I had one eye open the whole time! You're my hero!

Re: Before anyone asks...

Posted: Sun Aug 10, 2008 6:34 am
by BumCake
I had one eye open the whole time! You're my hero


And I had my dickhole open the entire time. And I'm not your hero, I am your father. (puts black hairclip in my mouth and breathes heavily into it)

Re: Before anyone asks...

Posted: Sun Aug 10, 2008 9:19 am
by Darth Vader
BumCake wrote:
I had one eye open the whole time! You're my hero

I am your father. (puts black hairclip in my mouth and breathes heavily into it)
Didn't you read the rules?
IMPERSONATION IS NOT ALLOWED. That is my line.
:vader:

Re: Before anyone asks...

Posted: Sun Aug 10, 2008 1:08 pm
by Seven
BumCake wrote: (puts black hairclip in my mouth and breathes heavily into it)
Oh hesus, I'm rollin'





over your wet slut spot!

Re: Before anyone asks...

Posted: Sun Aug 10, 2008 10:40 pm
by BumCake
IMPERSONATION IS NOT ALLOWED. That is my line. :vader:
That's not your line, that is over the line.

Re: Before anyone asks...

Posted: Sun Aug 10, 2008 10:47 pm
by Darth Vader
I'm going to assume you haven't seen Star Wars Episode III: Revenge of the Sith. For if you had, you would know I'm not afraid to choke a bitch. :vader:

Re: Before anyone asks...

Posted: Mon Aug 11, 2008 4:10 am
by BumCake
You are correct in your assumptions. I have not seen Episode III. Alas, my taste for low-quality entertainment has caused me to miss another fine cinema masterpiece. I can only assume this Episode III film you speak of is top notch and far too exquisite for my tastes. If only, if only I had the palette for good movies. If only I were at the caliber to appreciate highly advanced artforms.
And I too am a conisseur of bitch-choking, i.e. Seven's left boob.

Wait, on second thought, I have seen Episode III. I just don't remember any specific scenes from because right after I saw it, I left the movie theater and I begged a homeless woman to bash in my skull with a rusted wall pipe to remove all memory attached to those wasted hours watching Episode III. And apparently, that bitch didn't do what she was supposed to because now I remember that I saw that shit movie.

Re: Before anyone asks...

Posted: Mon Aug 11, 2008 4:45 am
by Bizarro The Grin
BumCake wrote:And I had my dickhole open the entire time.
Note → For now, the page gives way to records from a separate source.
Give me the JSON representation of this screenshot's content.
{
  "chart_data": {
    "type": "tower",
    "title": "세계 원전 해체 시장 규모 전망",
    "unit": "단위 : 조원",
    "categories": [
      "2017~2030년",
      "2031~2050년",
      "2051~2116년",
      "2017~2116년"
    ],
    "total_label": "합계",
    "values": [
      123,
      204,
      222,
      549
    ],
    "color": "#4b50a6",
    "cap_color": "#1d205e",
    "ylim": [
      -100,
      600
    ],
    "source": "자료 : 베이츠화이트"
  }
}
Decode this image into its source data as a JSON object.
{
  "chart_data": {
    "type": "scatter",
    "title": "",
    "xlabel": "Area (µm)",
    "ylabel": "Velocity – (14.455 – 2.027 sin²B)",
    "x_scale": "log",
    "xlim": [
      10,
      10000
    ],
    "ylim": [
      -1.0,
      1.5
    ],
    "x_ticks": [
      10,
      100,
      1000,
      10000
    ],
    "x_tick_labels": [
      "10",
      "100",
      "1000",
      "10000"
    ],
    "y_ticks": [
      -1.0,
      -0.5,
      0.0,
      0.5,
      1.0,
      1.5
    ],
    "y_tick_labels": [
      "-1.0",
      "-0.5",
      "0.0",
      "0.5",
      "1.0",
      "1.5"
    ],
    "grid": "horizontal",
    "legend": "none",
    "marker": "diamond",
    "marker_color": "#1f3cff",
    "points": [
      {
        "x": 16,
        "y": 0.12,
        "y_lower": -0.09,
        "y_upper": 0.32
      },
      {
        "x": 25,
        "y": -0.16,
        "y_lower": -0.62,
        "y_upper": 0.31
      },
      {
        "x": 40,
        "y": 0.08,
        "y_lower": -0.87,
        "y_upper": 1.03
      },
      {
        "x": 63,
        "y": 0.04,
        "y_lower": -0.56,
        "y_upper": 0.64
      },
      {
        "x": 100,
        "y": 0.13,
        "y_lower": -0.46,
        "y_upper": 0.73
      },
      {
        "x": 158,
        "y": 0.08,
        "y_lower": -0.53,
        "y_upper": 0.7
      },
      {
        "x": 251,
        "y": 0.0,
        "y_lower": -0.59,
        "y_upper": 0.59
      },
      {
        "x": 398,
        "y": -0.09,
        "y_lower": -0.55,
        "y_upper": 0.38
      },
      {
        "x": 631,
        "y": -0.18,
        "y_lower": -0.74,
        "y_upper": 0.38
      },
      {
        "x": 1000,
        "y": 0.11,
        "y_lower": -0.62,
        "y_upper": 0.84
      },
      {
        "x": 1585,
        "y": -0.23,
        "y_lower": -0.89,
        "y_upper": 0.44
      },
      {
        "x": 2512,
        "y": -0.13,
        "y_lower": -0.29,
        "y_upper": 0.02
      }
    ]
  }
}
And I'm not your hero, I am your father. (puts black hairclip in my mouth and breathes heavily into it)
oH REALLY?

hEY, bIZZARO tHE gRIP--LOOKS LIKE WE MISSED ONE SOMEHOW!

mY APOLOGIES. i DIDN'T REALIZE YOU'RE A FATHER. i'LL BE AROUND TO BUGGER YOU SILLY LATER TODAY. i'D RECOMMEND WEARING A SNORKEL IF YOU HAVE ONE--THE FIRST TRIP FROM MY PAL AND i CAN GET A LITTLE MESSY.